December 27, 2012
I hope all had a wonderful Christmas. It is during this time, the week between Christmas and New Year's, that I spend time cleaning off my desk and sorting my papers in preparation for the tax man. As depressing as it is to know that we will probably owe taxes this April, it is strangely cathartic to clear off the desk and start fresh for next year. Among the piles of papers is the book A field guide to fabric design by Kimberly Kight of the True Up blog.
Fabric design, or textile surface design, has long fascinated me. The ability to play with the color, proportion, and spacing of a design through a repeat is very intriguing. Kight briefly explores different styles, design and color fundamentals as applied to textiles. This includes a look at both digital and traditional design techniques. The meat of the book is the explanation of how repeats are created, including different repeat styles. Both digital and traditional (hand drawn) techniques are explained. Interspersed throughout the book are comments from fabric designers, both established and just starting out, from which the reader can draw inspiration. Finally, Kight presents ideas of how to print and sell your own fabric. What quickly becomes clear is that textiles fabric designing is a competitive and difficult market.
There are several instructional overviews including hand block printing, screen printing, designing a collection, and textile basics. All are comprehensive and a good foundation for further study and exploration.
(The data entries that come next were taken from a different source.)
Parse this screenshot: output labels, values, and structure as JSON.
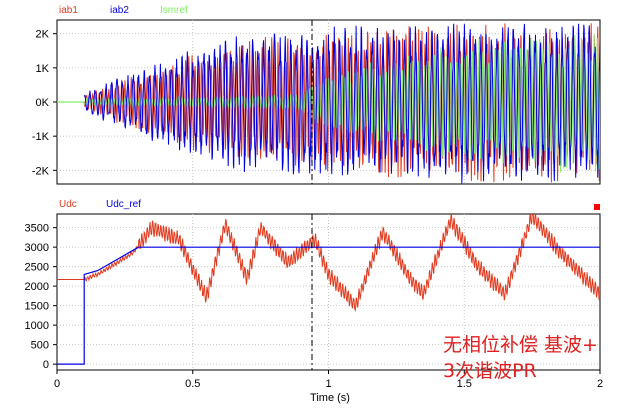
{
  "chart_data": [
    {
      "type": "line",
      "panel": "top",
      "ylim": [
        -2400,
        2400
      ],
      "yticks": [
        -2000,
        -1000,
        0,
        1000,
        2000
      ],
      "ytick_labels": [
        "-2K",
        "-1K",
        "0K",
        "1K",
        "2K"
      ],
      "xlim": [
        0,
        2
      ],
      "grid": true,
      "series": [
        {
          "name": "iab1",
          "color": "#e03a1e",
          "x_start": 0.1,
          "envelope": [
            [
              0.1,
              200
            ],
            [
              0.3,
              900
            ],
            [
              0.5,
              1500
            ],
            [
              0.7,
              1900
            ],
            [
              0.9,
              2000
            ],
            [
              1.1,
              2200
            ],
            [
              1.5,
              2400
            ],
            [
              2.0,
              2400
            ]
          ]
        },
        {
          "name": "iab2",
          "color": "#0000e6",
          "x_start": 0.1,
          "envelope": [
            [
              0.1,
              300
            ],
            [
              0.3,
              1000
            ],
            [
              0.5,
              1600
            ],
            [
              0.7,
              2100
            ],
            [
              0.9,
              2200
            ],
            [
              1.1,
              2300
            ],
            [
              1.5,
              2400
            ],
            [
              2.0,
              2400
            ]
          ]
        },
        {
          "name": "Ismref",
          "color": "#80ee60",
          "x_start": 0.1,
          "envelope": [
            [
              0.1,
              100
            ],
            [
              0.5,
              150
            ],
            [
              0.9,
              250
            ],
            [
              1.0,
              900
            ],
            [
              1.5,
              1800
            ],
            [
              2.0,
              2200
            ]
          ]
        }
      ]
    },
    {
      "type": "line",
      "panel": "bottom",
      "ylim": [
        -150,
        3850
      ],
      "yticks": [
        0,
        500,
        1000,
        1500,
        2000,
        2500,
        3000,
        3500
      ],
      "ytick_labels": [
        "0",
        "500",
        "1000",
        "1500",
        "2000",
        "2500",
        "3000",
        "3500"
      ],
      "xlim": [
        0,
        2
      ],
      "xticks": [
        0,
        0.5,
        1,
        1.5,
        2
      ],
      "xtick_labels": [
        "0",
        "0.5",
        "1",
        "1.5",
        "2"
      ],
      "xlabel": "Time (s)",
      "grid": true,
      "series": [
        {
          "name": "Udc",
          "color": "#e03a1e",
          "points": [
            [
              0,
              2170
            ],
            [
              0.1,
              2170
            ],
            [
              0.15,
              2300
            ],
            [
              0.28,
              2850
            ],
            [
              0.35,
              3500
            ],
            [
              0.45,
              3200
            ],
            [
              0.55,
              1700
            ],
            [
              0.62,
              3600
            ],
            [
              0.7,
              2200
            ],
            [
              0.75,
              3500
            ],
            [
              0.85,
              2600
            ],
            [
              0.95,
              3200
            ],
            [
              1.0,
              2300
            ],
            [
              1.1,
              1500
            ],
            [
              1.2,
              3400
            ],
            [
              1.3,
              2200
            ],
            [
              1.35,
              1800
            ],
            [
              1.45,
              3700
            ],
            [
              1.55,
              2500
            ],
            [
              1.65,
              1800
            ],
            [
              1.75,
              3800
            ],
            [
              1.85,
              2900
            ],
            [
              2.0,
              1800
            ]
          ]
        },
        {
          "name": "Udc_ref",
          "color": "#0000e6",
          "points": [
            [
              0,
              0
            ],
            [
              0.1,
              0
            ],
            [
              0.1,
              2300
            ],
            [
              0.15,
              2400
            ],
            [
              0.3,
              3000
            ],
            [
              2.0,
              3000
            ]
          ]
        }
      ]
    }
  ],
  "annotation": {
    "line1": "无相位补偿 基波+",
    "line2": "3次谐波PR"
  },
  "colors": {
    "red": "#e03a1e",
    "blue": "#0000e6",
    "green": "#80ee60",
    "grid": "#c8c8c8",
    "marker": "#ff0000"
  }
}
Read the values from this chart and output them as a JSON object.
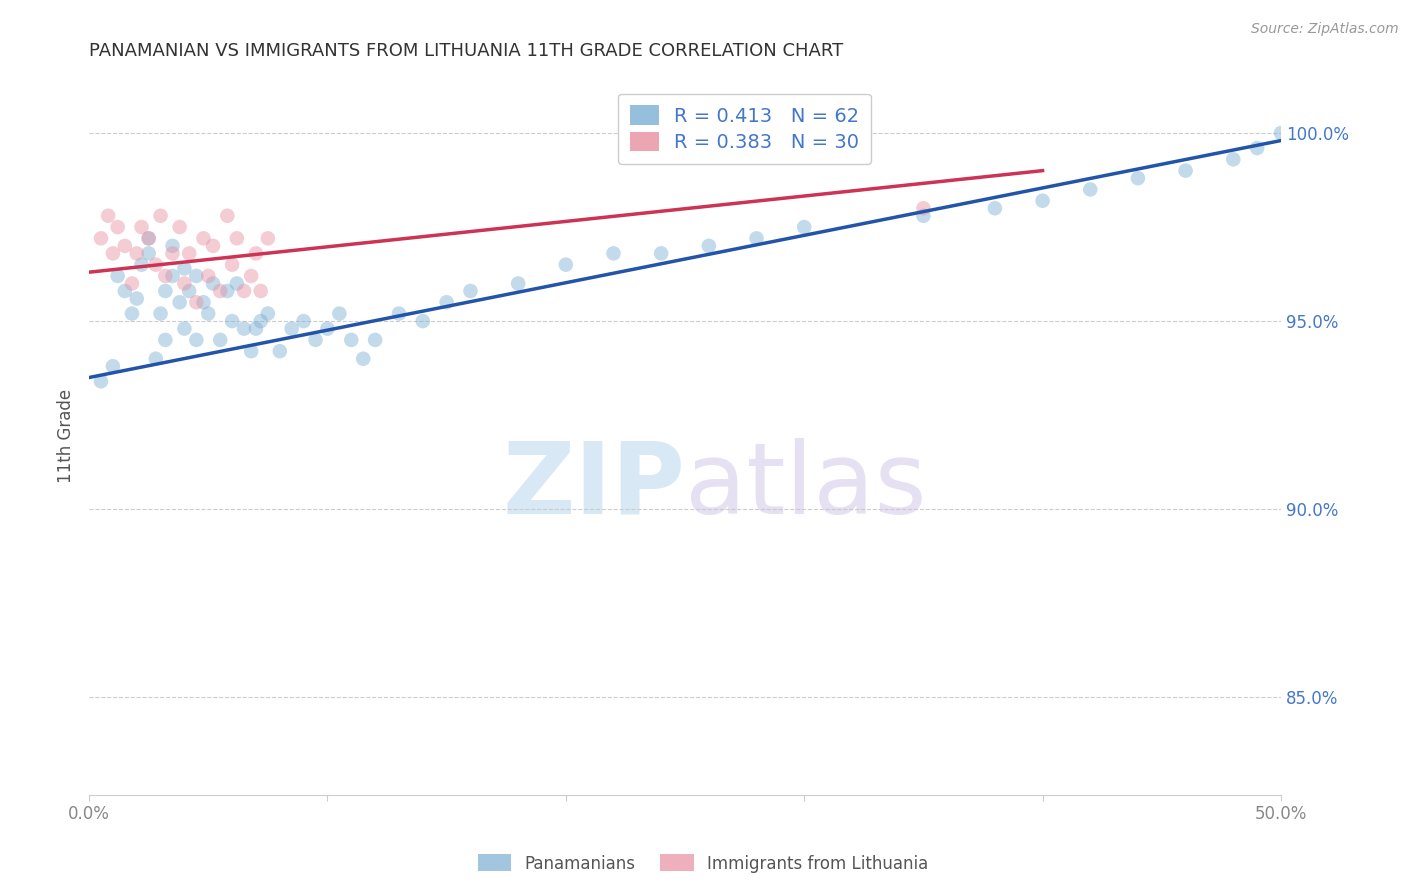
{
  "title": "PANAMANIAN VS IMMIGRANTS FROM LITHUANIA 11TH GRADE CORRELATION CHART",
  "source": "Source: ZipAtlas.com",
  "ylabel": "11th Grade",
  "y_tick_vals": [
    0.85,
    0.9,
    0.95,
    1.0
  ],
  "x_lim": [
    0.0,
    0.5
  ],
  "y_lim": [
    0.824,
    1.015
  ],
  "legend_entries": [
    {
      "label": "R = 0.413   N = 62",
      "color": "#a8c4e0"
    },
    {
      "label": "R = 0.383   N = 30",
      "color": "#f4a8b8"
    }
  ],
  "blue_scatter_x": [
    0.005,
    0.01,
    0.012,
    0.015,
    0.018,
    0.02,
    0.022,
    0.025,
    0.025,
    0.028,
    0.03,
    0.032,
    0.032,
    0.035,
    0.035,
    0.038,
    0.04,
    0.04,
    0.042,
    0.045,
    0.045,
    0.048,
    0.05,
    0.052,
    0.055,
    0.058,
    0.06,
    0.062,
    0.065,
    0.068,
    0.07,
    0.072,
    0.075,
    0.08,
    0.085,
    0.09,
    0.095,
    0.1,
    0.105,
    0.11,
    0.115,
    0.12,
    0.13,
    0.14,
    0.15,
    0.16,
    0.18,
    0.2,
    0.22,
    0.24,
    0.26,
    0.28,
    0.3,
    0.35,
    0.38,
    0.4,
    0.42,
    0.44,
    0.46,
    0.48,
    0.49,
    0.5
  ],
  "blue_scatter_y": [
    0.934,
    0.938,
    0.962,
    0.958,
    0.952,
    0.956,
    0.965,
    0.968,
    0.972,
    0.94,
    0.952,
    0.958,
    0.945,
    0.97,
    0.962,
    0.955,
    0.948,
    0.964,
    0.958,
    0.945,
    0.962,
    0.955,
    0.952,
    0.96,
    0.945,
    0.958,
    0.95,
    0.96,
    0.948,
    0.942,
    0.948,
    0.95,
    0.952,
    0.942,
    0.948,
    0.95,
    0.945,
    0.948,
    0.952,
    0.945,
    0.94,
    0.945,
    0.952,
    0.95,
    0.955,
    0.958,
    0.96,
    0.965,
    0.968,
    0.968,
    0.97,
    0.972,
    0.975,
    0.978,
    0.98,
    0.982,
    0.985,
    0.988,
    0.99,
    0.993,
    0.996,
    1.0
  ],
  "pink_scatter_x": [
    0.005,
    0.008,
    0.01,
    0.012,
    0.015,
    0.018,
    0.02,
    0.022,
    0.025,
    0.028,
    0.03,
    0.032,
    0.035,
    0.038,
    0.04,
    0.042,
    0.045,
    0.048,
    0.05,
    0.052,
    0.055,
    0.058,
    0.06,
    0.062,
    0.065,
    0.068,
    0.07,
    0.072,
    0.075,
    0.35
  ],
  "pink_scatter_y": [
    0.972,
    0.978,
    0.968,
    0.975,
    0.97,
    0.96,
    0.968,
    0.975,
    0.972,
    0.965,
    0.978,
    0.962,
    0.968,
    0.975,
    0.96,
    0.968,
    0.955,
    0.972,
    0.962,
    0.97,
    0.958,
    0.978,
    0.965,
    0.972,
    0.958,
    0.962,
    0.968,
    0.958,
    0.972,
    0.98
  ],
  "blue_line_x": [
    0.0,
    0.5
  ],
  "blue_line_y": [
    0.935,
    0.998
  ],
  "pink_line_x": [
    0.0,
    0.4
  ],
  "pink_line_y": [
    0.963,
    0.99
  ],
  "scatter_alpha": 0.45,
  "scatter_size": 110,
  "scatter_color_blue": "#7bafd4",
  "scatter_color_pink": "#e88fa0",
  "line_color_blue": "#2255aa",
  "line_color_pink": "#cc3355",
  "grid_color": "#c8c8c8",
  "background_color": "#ffffff",
  "tick_color_y": "#4477cc",
  "tick_color_x": "#888888"
}
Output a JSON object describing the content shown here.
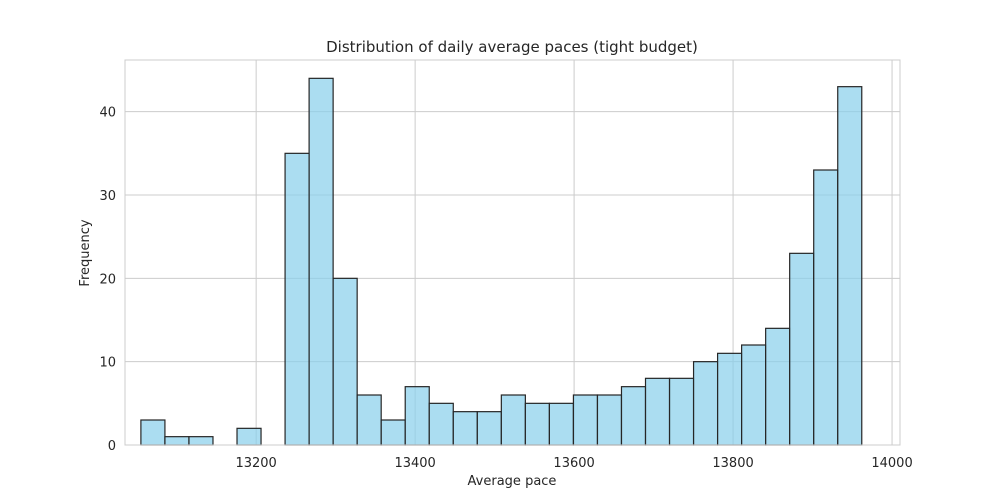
{
  "chart_data": {
    "type": "bar",
    "title": "Distribution of daily average paces (tight budget)",
    "xlabel": "Average pace",
    "ylabel": "Frequency",
    "xlim": [
      13035,
      14010
    ],
    "ylim": [
      0,
      46.2
    ],
    "xticks": [
      13200,
      13400,
      13600,
      13800,
      14000
    ],
    "yticks": [
      0,
      10,
      20,
      30,
      40
    ],
    "grid": true,
    "legend": "none",
    "bin_start": 13055,
    "bin_width": 30.23,
    "values": [
      3,
      1,
      1,
      0,
      2,
      0,
      35,
      44,
      20,
      6,
      3,
      7,
      5,
      4,
      4,
      6,
      5,
      5,
      6,
      6,
      7,
      8,
      8,
      10,
      11,
      12,
      14,
      23,
      33,
      43
    ],
    "bar_fill": "#87ceeb",
    "bar_edge": "#262626",
    "grid_color": "#cccccc"
  }
}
The book is laid out well and is easy to read and follow. The instructions for designing repeats are clear and easy to understand. Kight strongly encourages the use of Adobe Illustrator and Photoshop because of their common usage in design work. She discourages the use of open source programs such as Gimp and Inkscape, which is unfortunate. Her primary objections to Gimp and Inkscape are the lack of Pantone color palettes*. The objection is valid because Pantone is used to ensure proper color matching. But anyone that has printed fabric knows that colors don't always work out as expected even when using Pantone**. Pantone color palettes are proprietary and that is the reason Gimp and Inkscape do not include them by default. In other words, their exclusion is entirely a legal and financial matter and not anything lacking in the software itself. But the palettes can be acquired (not easily) and added. Also, Pantone has CMYK and RGB equivalents (here is one tutorial) and if you are serious, you can buy a set of color chips and match things up. There will probably be a lot of back and forth until the correct colors are obtained, and that is probably why most designers use Illustrator and Photoshop (because there will be less of that). At the end of the day though, Gimp and Inkscape are just as robust as their commercial counterparts. In a separate blog article, I'll show how easy it is to design repeats using Gimp.
I liked this book a lot and I will reference it when I play around with designs, whether for a desktop wallpaper or for fabric I intend on printing.
*For more information google Gimp and Pantone.
**I managed to design a book cover using only free software and have it printed exactly as expected at one printer and not at another. There are a lot of variables between designing on a screen and a printer's capabilities that can't be completely solved by the use of one color matching system.